Assalamu’alaikum Sahabat fillah Kewajiban para suami dalam rangka menafkahi keluarganya memiliki koridor yang jelas, di mana terdapat syarat yang harus di tunaikan olehnya. Syarat tersebut adalah hendaknya seorang suami memberikan nafkah kepada istri dan anaknya dengan nafkah yang halal dan baik, serta menjauhkan yang haram dan menghindari yang syubhat.
Allah Ta’ala memperingatkan dalam firman-Nya,
“Dan makanlah dari apa yang Allah rezekikan kepadamu berupa makanan yang halal dan baik..”Al-Maidah : 88
Makanan merupakan salah satu perwujudan nafkah suami. Allah menghendaki hamba-Nya memakan makanan yang halal dan baik, sama halnya dengan Dia menghendaki kaum muslimin menafkahi keluarganya dengan nafkah yang halal dan baik. Hal yang demikian akan membuat nafkah yang diusahakan oleh suami menjadi penuh berkah.
Keberkahan dari sebuah nafkah, setidaknya dapat ditentukan oleh tiga hal.
1. Niat Ikhlas Karena Allah.
Ia melakukannya semata-mata sebagai wujud dari ketaatannya menunaikan perintah Allah dan menjauhi larangan-Nya. Ia teringat sebuah hadist, “Amal itu bergantung pada niat,” sehingga ia menjadikan niatnya kerana Allah, bukan karena selain-Nya. Bukan karena keterpaksaan, dan bukan pula karena hendak mengejar dunia.
2. Mencari Nafkah Yang Halal.
Ia tak mencari suatu nafkah kecuali hal itu halal bagi dirinya dan keluarganya. Ia berusaha menghindari nafkah yang haram kerana yang diterima Allah adalah nafkah yang halal. Kehalalan nafkah suami setidaknya harus memenuhi tiga syarat, yaitu halal kerana dzatnya memang dihalalkan oleh Allah dan Rasul-Nya, halal cara mendapatkan dan dipergunakan pada yang halal.
Suami harus berhati-hati terhadap nafkah yang haram kerana hal itu dapat mengotori niat, menghalangi diterimanya ibadah dan doa serta mengantarkan pelakunya pada kesesatan. Bahkan, nafkah yang haram tak dapat diterima meskipun ia dibelanjakan pada jalan ketaatan. Sufyan Ats Tsauri radhiyallahu’anhu berkata, “Barangsiapa yang menafkahkan hartanya yang haram dalam ketaatan, ia seperti orang yang mencuci pakaiannya yang kotor dengan air kencing.”

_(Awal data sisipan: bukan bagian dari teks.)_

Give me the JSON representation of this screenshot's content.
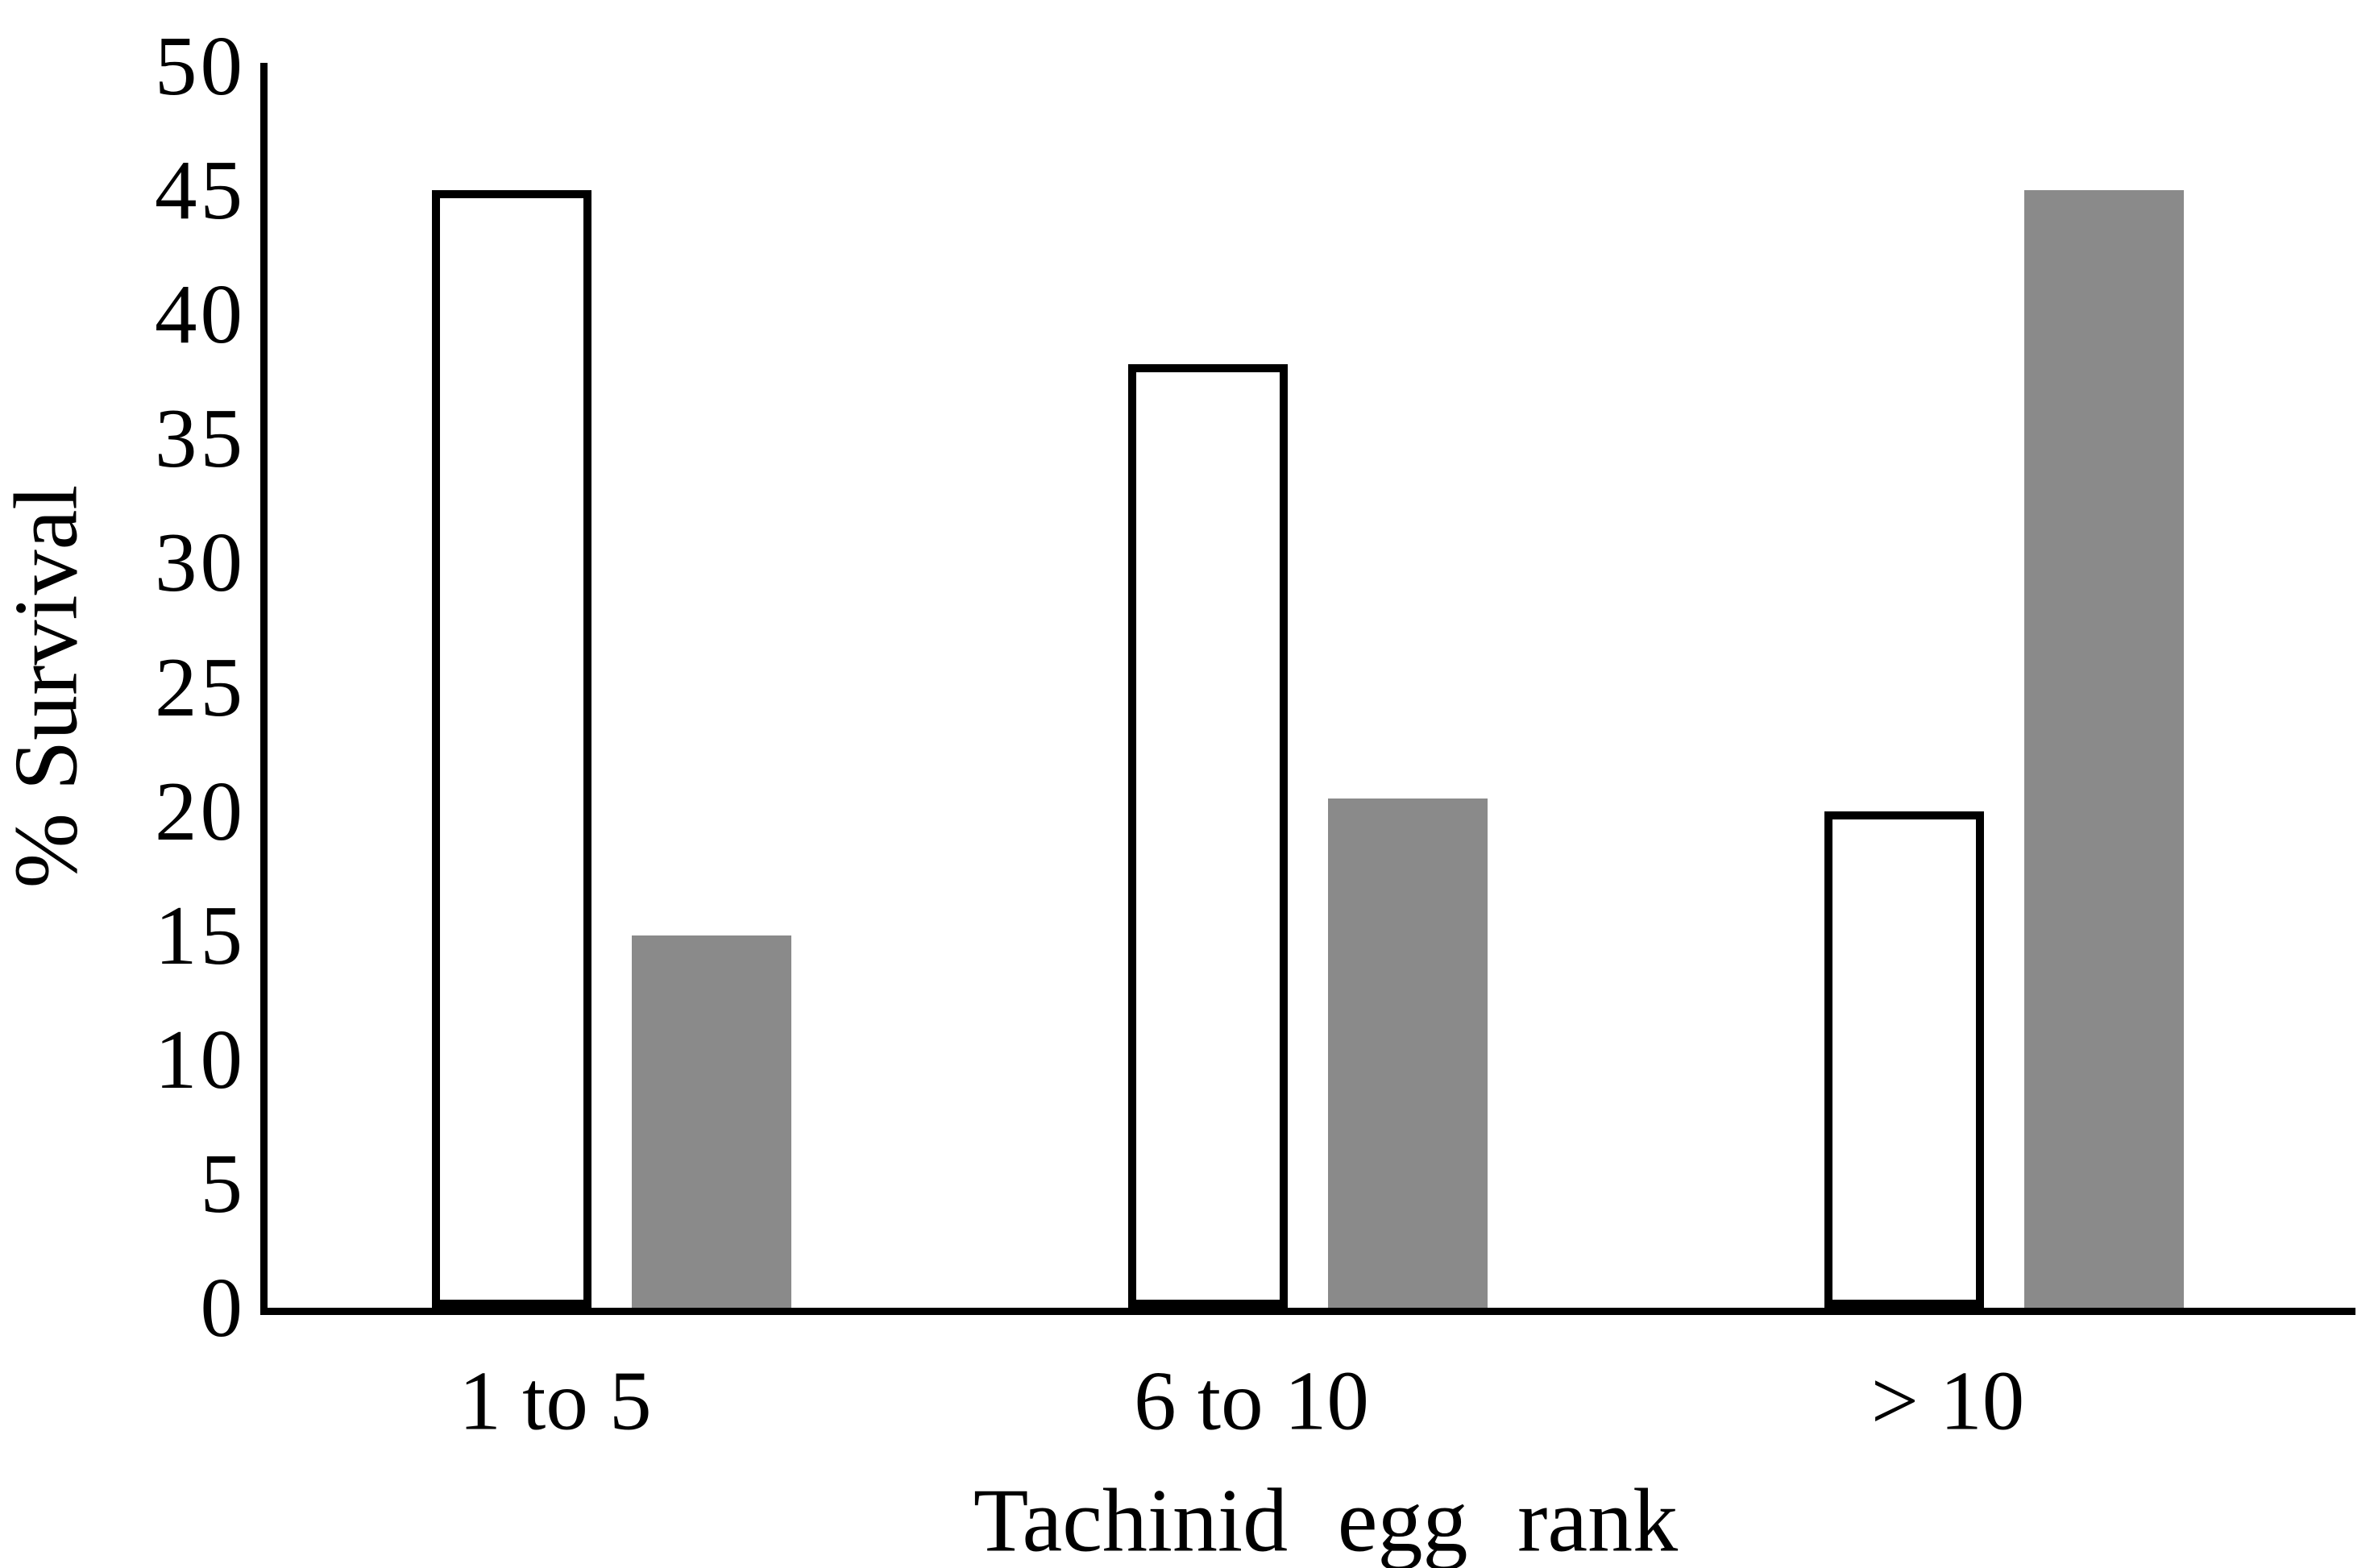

3. Menafkahi Dengan Yang Halal Dan Juga Baik
Dalam memenuhi nafkah keluarganya, disamping ia mencari nafkah yang halal, juga mensyaratkan nafkah tersebut adalah nafkah yang baik. Halal belum tentu baik, sedangkan baik juga belum tentu halal.
Contohnya, makanan. Gula adalah makanan yang halal, tetapi tak baik jika dikonsumsi oleh seorang yang menderita diabetes. Atau, nasi lengkap dengan lauk dan sayurnya adalah makanan yang baik, tetapi karena ia mendapatkannya dengan cara mencuri, maka makanan itu tak halal. Kerana itu, Allah memerintahkan kepada kita agar memakan makanan yang halal sekaligus baik.
Nafkah yang diusahakan oleh suami dengan niat karena Allah, halal dan baik akan dipenuhi dengan keberkahan. Tubuh kita menjadi tubuh yang penuh dengan keberkahan, begitu pula rumah kita. Dengan demikian, In syaa’ Allah kebahagiaan hidup akan dirasakan oleh setiap anggota keluarga. Tak hanya kebahagiaan hidup di dunia, tetapi juga di akhirat. Aamiin
Semoga bermanfaat. Wassalamu’alaikum.